Aquarium: A Comprehensive Framework for Exploring Predator-Prey Dynamics through Multi-Agent Reinforcement Learning Algorithms
Michael Kölle, Yannick Erpelding, Fabian Ritz, Thomy Phan, Steffen Illium, Claudia Linnhoff-Popien
TL;DR
Aquarium presents a unified, open-source MARL environment for predator–prey research, integrating the PettingZoo framework to support reproducible, scalable experiments in a continuous 2D toroidal world. It delivers fully configurable dynamics, perception, and rewards, along with visualization and video recording to facilitate both quantitative benchmarking and qualitative analysis. Using PPO with GAE, the authors compare Individual Learning and Parameter Sharing policies, showing that shared-parameter training improves coordination and sample efficiency relative to independently trained agents, while strong baselines like TurnAway can outperform learned strategies in certain metrics.
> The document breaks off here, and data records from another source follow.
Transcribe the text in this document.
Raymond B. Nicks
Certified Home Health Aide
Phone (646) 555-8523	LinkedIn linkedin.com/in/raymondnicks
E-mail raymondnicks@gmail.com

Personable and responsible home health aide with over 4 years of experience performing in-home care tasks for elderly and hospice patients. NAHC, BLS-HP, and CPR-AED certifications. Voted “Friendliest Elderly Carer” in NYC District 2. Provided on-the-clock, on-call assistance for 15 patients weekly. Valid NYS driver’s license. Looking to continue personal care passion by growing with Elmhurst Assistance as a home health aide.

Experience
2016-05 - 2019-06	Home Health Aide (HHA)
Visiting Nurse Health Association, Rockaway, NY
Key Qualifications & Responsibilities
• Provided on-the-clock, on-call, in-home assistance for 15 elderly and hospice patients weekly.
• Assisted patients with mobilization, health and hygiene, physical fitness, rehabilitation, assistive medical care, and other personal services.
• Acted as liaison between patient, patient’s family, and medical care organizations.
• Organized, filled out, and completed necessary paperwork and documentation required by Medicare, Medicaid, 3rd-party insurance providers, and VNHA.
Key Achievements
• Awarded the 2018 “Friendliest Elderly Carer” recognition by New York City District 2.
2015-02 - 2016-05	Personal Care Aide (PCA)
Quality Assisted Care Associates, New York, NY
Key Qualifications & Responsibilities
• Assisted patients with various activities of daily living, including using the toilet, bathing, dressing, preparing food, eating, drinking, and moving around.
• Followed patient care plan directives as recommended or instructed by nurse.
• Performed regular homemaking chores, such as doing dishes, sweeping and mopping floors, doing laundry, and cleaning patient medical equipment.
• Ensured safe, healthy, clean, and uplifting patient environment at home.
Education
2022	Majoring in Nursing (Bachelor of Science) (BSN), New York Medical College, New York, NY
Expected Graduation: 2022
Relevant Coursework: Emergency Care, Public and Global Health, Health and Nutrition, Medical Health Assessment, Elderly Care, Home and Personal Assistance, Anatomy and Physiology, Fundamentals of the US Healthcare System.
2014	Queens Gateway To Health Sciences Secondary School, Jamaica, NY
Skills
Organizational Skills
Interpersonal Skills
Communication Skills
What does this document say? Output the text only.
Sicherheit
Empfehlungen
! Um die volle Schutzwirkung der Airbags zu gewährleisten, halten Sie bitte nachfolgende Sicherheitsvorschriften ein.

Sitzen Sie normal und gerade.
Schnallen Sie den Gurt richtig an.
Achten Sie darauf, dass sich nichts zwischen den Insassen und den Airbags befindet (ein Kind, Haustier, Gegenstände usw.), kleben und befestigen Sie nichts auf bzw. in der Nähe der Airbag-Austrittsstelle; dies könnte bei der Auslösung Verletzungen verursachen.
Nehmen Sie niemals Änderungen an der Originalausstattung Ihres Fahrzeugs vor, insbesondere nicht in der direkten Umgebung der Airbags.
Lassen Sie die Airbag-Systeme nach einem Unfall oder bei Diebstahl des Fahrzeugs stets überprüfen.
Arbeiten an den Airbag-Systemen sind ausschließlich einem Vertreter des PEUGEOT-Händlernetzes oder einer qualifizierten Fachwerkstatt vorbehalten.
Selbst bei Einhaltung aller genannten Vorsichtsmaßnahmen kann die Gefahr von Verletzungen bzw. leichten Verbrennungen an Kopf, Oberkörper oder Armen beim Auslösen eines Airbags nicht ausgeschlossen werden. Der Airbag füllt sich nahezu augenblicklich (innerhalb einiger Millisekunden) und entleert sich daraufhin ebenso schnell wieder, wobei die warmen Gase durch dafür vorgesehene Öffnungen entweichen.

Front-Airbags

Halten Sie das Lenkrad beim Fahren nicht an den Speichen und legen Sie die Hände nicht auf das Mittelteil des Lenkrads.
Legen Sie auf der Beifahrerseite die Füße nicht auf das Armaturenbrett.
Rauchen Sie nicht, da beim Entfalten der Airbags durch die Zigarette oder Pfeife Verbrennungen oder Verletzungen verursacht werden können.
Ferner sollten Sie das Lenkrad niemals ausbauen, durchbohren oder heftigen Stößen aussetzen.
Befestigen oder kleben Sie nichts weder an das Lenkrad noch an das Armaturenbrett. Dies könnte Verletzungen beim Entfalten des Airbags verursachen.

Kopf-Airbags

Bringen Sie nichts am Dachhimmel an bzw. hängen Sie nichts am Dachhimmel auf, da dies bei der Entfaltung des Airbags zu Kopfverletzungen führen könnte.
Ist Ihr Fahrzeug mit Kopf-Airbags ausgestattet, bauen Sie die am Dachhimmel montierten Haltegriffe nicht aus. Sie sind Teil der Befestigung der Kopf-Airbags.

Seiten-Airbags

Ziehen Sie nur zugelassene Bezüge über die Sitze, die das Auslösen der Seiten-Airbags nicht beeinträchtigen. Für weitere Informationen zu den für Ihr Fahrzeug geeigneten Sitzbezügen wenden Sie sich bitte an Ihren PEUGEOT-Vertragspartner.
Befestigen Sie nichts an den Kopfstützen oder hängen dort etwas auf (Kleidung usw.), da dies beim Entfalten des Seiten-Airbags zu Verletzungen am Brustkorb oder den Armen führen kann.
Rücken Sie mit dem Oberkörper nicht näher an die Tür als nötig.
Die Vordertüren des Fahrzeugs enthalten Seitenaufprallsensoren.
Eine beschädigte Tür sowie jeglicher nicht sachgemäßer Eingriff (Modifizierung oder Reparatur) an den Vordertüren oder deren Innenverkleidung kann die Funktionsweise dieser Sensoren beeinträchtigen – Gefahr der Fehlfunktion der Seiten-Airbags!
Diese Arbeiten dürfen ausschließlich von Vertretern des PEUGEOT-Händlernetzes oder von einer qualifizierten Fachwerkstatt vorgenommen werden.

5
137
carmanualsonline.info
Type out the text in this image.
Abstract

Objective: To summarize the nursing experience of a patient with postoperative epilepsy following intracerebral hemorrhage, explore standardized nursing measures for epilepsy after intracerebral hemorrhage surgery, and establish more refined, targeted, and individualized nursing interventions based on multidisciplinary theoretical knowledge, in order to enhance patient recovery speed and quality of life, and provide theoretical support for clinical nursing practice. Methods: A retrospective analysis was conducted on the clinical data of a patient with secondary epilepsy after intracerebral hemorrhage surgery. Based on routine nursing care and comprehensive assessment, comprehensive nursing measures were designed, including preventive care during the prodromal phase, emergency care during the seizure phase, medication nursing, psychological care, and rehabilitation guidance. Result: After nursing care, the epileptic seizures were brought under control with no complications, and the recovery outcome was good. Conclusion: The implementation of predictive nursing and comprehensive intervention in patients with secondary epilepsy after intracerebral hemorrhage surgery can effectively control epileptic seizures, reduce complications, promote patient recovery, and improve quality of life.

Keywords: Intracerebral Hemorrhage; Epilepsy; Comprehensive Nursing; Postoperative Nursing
The work aims to standardize predator–prey MARL experimentation, enabling systematic investigations of swarm behaviors, social dilemmas, and emergent coordination with practical implications for multi-agent system design and ecological modelling.
Abstract
Recent advances in Multi-Agent Reinforcement Learning have prompted the modeling of intricate interactions between agents in simulated environments. In particular, the predator-prey dynamics have captured substantial interest and various simulations been tailored to unique requirements. To prevent further time-intensive developments, we introduce Aquarium, a comprehensive Multi-Agent Reinforcement Learning environment for predator-prey interaction, enabling the study of emergent behavior. Aquarium is open source and offers a seamless integration of the PettingZoo framework, allowing a quick start with proven algorithm implementations. It features physics-based agent movement on a two-dimensional, edge-wrapping plane. The agent-environment interaction (observations, actions, rewards) and the environment settings (agent speed, prey reproduction, predator starvation, and others) are fully customizable. Besides a resource-efficient visualization, Aquarium supports to record video files, providing a visual comprehension of agent behavior. To demonstrate the environment's capabilities, we conduct preliminary studies which use PPO to train multiple prey agents to evade a predator. In accordance to the literature, we find Individual Learning to result in worse performance than Parameter Sharing, which significantly improves coordination and sample-efficiency.